Population 485: Meeting Your Neighbors One Siren at a Time
EMT and former nurse Perry moves back to his hometown - New Auburn, WI - after years away. His stories about his emergency calls are compelling and his ruminations on small town life unique.
Three Junes
A rich, layered family saga triptych that spreads over Greece, Scotland, New York City and Long Island during three summers. The family patriarch and his son are the focus of this 2002 National Book Award winner.
The Tears of the Giraffe
The further adventures of Precious Ramotswe, the cunning, insightful head of the No. 1 Ladies Detective Agency in Botswana.
Blessings
Found in a box on the doorstep of the richest woman in town, a newborn baby brings the parallel worlds of 'upstairs' and 'downstairs' together.
Life of Pi
An Indian boy, Piscine Patel (aka ‘Pi’) and his zookeeping family are emigrating to Canada. While on a container ship enroute to their new life, an accident at sea leaves Pi and a tiger in a lifeboat floating on the Pacific Ocean.
Balzac and the Little Chinese Seamstress
Two boys are sent to the countryside to be re-educated in this fable set during China's Cultural Revolution. They discover hope through forbidden western literature, but find hope can be cruel and corrupting.

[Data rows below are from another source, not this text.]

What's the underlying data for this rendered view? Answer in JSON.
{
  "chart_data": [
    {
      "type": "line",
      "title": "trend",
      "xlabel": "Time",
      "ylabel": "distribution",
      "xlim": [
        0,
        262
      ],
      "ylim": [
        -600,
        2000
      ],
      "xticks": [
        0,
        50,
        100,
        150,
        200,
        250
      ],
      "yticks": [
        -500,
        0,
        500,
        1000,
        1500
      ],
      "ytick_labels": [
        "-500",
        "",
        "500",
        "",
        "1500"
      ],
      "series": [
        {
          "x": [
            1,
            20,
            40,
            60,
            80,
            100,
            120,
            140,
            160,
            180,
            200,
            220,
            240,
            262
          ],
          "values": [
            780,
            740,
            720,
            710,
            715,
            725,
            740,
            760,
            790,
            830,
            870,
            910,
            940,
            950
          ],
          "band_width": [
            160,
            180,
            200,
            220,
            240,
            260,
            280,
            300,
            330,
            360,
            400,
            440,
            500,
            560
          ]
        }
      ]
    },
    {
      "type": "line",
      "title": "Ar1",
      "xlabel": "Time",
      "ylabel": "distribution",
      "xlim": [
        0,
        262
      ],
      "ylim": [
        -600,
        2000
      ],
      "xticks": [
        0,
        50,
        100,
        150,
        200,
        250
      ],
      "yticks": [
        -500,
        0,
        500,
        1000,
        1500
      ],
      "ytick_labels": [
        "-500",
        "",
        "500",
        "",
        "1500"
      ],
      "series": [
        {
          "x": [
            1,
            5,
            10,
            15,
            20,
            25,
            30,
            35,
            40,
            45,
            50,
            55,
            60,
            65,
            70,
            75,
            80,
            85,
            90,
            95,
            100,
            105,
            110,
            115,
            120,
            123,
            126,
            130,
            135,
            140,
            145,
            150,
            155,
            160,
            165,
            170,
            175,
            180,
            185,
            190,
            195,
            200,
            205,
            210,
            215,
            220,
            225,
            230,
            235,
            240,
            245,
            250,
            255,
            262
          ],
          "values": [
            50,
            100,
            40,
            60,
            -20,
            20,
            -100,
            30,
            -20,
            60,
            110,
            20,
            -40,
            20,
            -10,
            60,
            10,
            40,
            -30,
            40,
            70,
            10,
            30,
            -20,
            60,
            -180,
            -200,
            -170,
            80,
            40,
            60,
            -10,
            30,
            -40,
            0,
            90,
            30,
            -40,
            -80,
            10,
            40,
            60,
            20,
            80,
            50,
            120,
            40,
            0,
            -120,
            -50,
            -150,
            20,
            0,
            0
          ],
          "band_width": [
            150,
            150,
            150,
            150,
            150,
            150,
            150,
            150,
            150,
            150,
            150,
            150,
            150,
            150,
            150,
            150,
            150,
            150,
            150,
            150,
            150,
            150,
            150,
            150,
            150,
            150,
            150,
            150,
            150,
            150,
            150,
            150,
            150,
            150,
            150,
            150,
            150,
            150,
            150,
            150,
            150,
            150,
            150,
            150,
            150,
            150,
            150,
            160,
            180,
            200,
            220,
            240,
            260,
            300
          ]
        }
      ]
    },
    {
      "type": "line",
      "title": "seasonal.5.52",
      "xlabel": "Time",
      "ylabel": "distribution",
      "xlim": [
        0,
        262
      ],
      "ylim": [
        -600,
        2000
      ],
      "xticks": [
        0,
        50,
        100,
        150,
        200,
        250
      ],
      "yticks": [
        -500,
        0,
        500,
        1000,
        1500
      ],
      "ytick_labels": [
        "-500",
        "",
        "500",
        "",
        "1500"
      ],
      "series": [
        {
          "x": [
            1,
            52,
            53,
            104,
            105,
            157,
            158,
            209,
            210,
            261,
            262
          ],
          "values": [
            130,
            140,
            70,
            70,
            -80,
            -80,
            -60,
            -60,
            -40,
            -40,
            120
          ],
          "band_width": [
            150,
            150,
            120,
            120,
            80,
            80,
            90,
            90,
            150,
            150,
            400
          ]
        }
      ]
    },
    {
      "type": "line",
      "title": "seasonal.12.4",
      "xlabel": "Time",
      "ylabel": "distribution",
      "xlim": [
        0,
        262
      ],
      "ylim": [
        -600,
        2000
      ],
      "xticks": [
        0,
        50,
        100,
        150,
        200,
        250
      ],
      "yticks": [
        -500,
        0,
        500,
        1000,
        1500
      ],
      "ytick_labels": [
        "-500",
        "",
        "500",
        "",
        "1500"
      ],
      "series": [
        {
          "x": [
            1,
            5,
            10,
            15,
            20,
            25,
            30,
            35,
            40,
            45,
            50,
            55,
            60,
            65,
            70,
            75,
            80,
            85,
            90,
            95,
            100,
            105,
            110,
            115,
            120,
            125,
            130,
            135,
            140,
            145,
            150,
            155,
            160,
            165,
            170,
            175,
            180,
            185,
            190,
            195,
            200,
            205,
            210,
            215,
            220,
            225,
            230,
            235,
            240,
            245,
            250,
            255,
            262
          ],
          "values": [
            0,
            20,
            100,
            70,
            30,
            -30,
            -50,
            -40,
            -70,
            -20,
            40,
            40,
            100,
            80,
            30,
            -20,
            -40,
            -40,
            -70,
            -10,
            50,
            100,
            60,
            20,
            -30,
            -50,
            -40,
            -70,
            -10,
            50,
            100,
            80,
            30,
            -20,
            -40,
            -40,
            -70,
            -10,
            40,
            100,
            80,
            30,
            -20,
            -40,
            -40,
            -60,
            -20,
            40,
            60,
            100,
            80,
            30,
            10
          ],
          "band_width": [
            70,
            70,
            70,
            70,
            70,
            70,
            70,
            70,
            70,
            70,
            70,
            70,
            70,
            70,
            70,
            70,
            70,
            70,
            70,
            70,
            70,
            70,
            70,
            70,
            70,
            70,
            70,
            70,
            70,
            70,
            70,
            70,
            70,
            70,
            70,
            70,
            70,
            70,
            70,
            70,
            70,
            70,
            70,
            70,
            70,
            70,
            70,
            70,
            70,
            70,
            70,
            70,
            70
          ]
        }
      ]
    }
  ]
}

Crossing Over: a Mexican Family on the Migrant Trail
Martinez investigates the deaths of three migrant workers, the Chavez brothers. Martinez spends a year with the brothers’ extended family as they work their way across the U.S., including a stint at a Wisconsin meat packing plant.
The Blind Assassin
In this multi-layered novel, a dying octogenarian recalls her past, including her forced marriage, her sister's suicide, and the publication of her sister's science fiction novel, The Blind Assassin.
Prodigal Summer
Summer in a corner of southern Appalachia serves as the setting for the adventures and struggles of three free-spirited women, who have intimate ties to the natural world.
Welcome to the Great Mysterious
A Broadway actress returns home to small town Minnesota to care for her Down's syndrome nephew. This larger-than-life woman learns how far she's drifted from her core values, but with trademark Landvik humor.